By doing their jobs — they’re all volunteers — they allow the city’s full-time cops and firefighters to do theirs.
On July 17, city administrators recognized three leaders of Warren’s Community Emergency Response Team (CERT) and offered words of thanks to all 86 members of the group, formed in 2002 after the Sept. 11 terrorist attacks on the United States.
“We’re obviously honoring them for dedication, service to the community and for being willing to stand up on a moment’s notice,” Warren Mayor Jim Fouts said. “Without their help, the police wouldn’t be able to take on more serious crime issues.”
Warren Police Commissioner Jere Green said he’s seen Warren’s CERT group evolve into an “outstanding organization” since its formation.
“It’s well-respected, it’s well-trained, it’s well-used, and the most important thing is you’ve incorporated the trust of the troops,” Green said. “They expect you to be out there when you’re called. They recognize your confidence. They know that you’re on the job and we all work together.
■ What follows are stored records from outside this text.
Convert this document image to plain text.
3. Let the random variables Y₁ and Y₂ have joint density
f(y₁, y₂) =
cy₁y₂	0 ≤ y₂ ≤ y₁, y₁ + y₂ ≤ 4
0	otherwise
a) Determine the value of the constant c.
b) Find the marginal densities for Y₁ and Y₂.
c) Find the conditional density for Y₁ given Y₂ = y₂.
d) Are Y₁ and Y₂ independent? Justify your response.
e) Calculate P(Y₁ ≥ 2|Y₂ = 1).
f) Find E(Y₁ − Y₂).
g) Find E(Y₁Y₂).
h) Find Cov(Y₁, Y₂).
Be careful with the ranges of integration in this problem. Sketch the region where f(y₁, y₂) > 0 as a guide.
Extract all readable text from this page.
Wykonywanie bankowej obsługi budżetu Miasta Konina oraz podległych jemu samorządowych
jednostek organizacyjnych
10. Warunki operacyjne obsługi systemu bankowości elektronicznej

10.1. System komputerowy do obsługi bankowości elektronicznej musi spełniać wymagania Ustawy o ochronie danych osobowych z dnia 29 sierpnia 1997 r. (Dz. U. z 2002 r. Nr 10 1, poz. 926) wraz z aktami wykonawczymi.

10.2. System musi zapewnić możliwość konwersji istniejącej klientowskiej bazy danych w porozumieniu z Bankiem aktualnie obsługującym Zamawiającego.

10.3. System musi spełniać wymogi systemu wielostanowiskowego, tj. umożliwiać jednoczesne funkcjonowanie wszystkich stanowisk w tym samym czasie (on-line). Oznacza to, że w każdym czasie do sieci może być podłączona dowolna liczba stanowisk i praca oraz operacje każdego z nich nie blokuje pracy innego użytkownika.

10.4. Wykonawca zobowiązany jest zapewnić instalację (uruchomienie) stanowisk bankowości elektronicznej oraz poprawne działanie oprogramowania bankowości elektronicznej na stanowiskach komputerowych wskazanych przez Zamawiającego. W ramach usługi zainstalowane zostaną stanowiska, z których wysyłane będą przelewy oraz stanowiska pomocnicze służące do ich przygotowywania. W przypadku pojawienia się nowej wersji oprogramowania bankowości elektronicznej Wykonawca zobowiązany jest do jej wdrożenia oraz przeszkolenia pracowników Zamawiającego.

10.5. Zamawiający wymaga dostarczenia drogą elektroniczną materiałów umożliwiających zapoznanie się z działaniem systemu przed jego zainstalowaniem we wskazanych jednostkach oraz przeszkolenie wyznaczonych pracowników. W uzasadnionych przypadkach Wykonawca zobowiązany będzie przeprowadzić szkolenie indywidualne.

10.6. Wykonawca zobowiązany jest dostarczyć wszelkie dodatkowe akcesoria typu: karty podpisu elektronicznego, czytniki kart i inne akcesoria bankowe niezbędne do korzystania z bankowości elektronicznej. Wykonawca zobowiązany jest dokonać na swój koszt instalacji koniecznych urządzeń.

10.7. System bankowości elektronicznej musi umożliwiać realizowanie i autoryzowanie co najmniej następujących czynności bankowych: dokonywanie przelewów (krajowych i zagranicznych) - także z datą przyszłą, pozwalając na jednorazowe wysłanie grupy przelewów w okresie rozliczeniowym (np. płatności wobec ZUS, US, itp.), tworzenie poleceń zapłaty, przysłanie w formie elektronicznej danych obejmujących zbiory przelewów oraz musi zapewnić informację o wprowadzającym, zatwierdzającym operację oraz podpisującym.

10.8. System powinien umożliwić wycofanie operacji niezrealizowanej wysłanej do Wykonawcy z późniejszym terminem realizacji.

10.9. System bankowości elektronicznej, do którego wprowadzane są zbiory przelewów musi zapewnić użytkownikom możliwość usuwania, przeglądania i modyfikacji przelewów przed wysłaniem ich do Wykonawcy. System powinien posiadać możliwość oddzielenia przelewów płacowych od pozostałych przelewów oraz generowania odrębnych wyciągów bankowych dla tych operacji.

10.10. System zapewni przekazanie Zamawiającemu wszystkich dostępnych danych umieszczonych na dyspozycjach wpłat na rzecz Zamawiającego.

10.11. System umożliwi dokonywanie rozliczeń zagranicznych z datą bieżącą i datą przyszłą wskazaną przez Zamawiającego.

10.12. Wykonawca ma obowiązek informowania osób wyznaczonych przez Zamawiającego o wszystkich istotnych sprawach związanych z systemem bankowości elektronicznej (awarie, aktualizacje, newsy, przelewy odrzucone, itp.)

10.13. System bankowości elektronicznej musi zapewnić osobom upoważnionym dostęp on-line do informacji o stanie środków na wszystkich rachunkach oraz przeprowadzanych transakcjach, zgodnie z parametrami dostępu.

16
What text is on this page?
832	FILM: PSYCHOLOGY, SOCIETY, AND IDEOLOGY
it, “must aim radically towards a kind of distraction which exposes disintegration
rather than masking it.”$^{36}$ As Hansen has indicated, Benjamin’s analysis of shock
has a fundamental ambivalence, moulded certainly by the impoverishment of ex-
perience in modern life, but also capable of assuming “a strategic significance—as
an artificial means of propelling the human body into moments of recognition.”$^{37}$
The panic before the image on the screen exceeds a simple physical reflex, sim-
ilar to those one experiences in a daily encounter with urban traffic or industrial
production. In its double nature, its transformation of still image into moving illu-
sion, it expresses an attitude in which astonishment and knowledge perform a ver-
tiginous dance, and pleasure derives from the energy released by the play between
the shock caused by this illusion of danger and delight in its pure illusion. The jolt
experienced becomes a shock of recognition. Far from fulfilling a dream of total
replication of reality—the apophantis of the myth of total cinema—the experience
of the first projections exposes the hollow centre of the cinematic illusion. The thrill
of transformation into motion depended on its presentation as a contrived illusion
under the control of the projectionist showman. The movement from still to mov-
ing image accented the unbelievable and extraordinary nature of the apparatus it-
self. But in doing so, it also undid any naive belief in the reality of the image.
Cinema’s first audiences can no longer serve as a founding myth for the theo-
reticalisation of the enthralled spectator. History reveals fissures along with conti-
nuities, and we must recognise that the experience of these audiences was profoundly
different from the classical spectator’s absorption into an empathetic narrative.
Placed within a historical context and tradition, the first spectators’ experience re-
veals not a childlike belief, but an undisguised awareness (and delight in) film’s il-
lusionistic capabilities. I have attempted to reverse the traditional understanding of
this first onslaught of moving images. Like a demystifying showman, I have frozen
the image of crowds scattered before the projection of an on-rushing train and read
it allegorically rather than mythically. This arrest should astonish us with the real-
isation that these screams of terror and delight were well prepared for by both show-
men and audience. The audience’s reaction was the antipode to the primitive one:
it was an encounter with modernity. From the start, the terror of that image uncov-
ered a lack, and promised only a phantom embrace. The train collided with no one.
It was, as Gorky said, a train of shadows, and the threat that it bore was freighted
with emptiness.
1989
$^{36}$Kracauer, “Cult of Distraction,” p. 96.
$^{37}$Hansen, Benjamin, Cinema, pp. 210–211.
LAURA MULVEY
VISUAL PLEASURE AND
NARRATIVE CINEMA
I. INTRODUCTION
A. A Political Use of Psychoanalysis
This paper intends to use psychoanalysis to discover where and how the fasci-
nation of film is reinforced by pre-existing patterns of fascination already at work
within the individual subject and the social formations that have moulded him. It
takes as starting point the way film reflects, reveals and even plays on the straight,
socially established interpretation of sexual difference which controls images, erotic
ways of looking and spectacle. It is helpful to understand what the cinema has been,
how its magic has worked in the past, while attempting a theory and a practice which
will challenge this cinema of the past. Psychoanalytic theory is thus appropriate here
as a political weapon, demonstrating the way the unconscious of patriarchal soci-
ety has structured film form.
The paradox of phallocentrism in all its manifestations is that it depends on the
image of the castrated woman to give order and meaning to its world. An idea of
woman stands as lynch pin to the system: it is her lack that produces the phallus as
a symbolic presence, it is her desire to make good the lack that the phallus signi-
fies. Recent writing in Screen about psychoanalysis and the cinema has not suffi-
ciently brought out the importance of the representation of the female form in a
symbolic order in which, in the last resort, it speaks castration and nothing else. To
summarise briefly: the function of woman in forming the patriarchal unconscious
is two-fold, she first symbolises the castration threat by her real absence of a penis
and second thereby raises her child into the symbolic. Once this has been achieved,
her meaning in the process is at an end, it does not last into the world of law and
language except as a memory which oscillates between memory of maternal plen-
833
“It’s thankless work, but it is recognized by us and by the troops,” Green said.
CERT co-director Glen Kielbowicz said the group’s members are trained in CPR and the operation of automated external defibrillators. He said many are amateur radio operators and spotters for the National Weather Service. They’re also trained to perform search and rescue.
“It’s been a long road and we’ve come a long way, and we wanted to prove ourselves to the city and the mayor and the fire and police departments that we can provide a service to the city of Warren’s residents,” Kielbowicz said. “This is all about the CERT group. It’s not about us three individuals.”
Fouts said the group had collectively volunteered more than 7,000 service hours, which has real value in cash-strapped times. He said the group is typically called out for big events, including Warren’s Birthday Bash next month.
“They perform a valuable task. Their contributions are priceless,” Fouts said.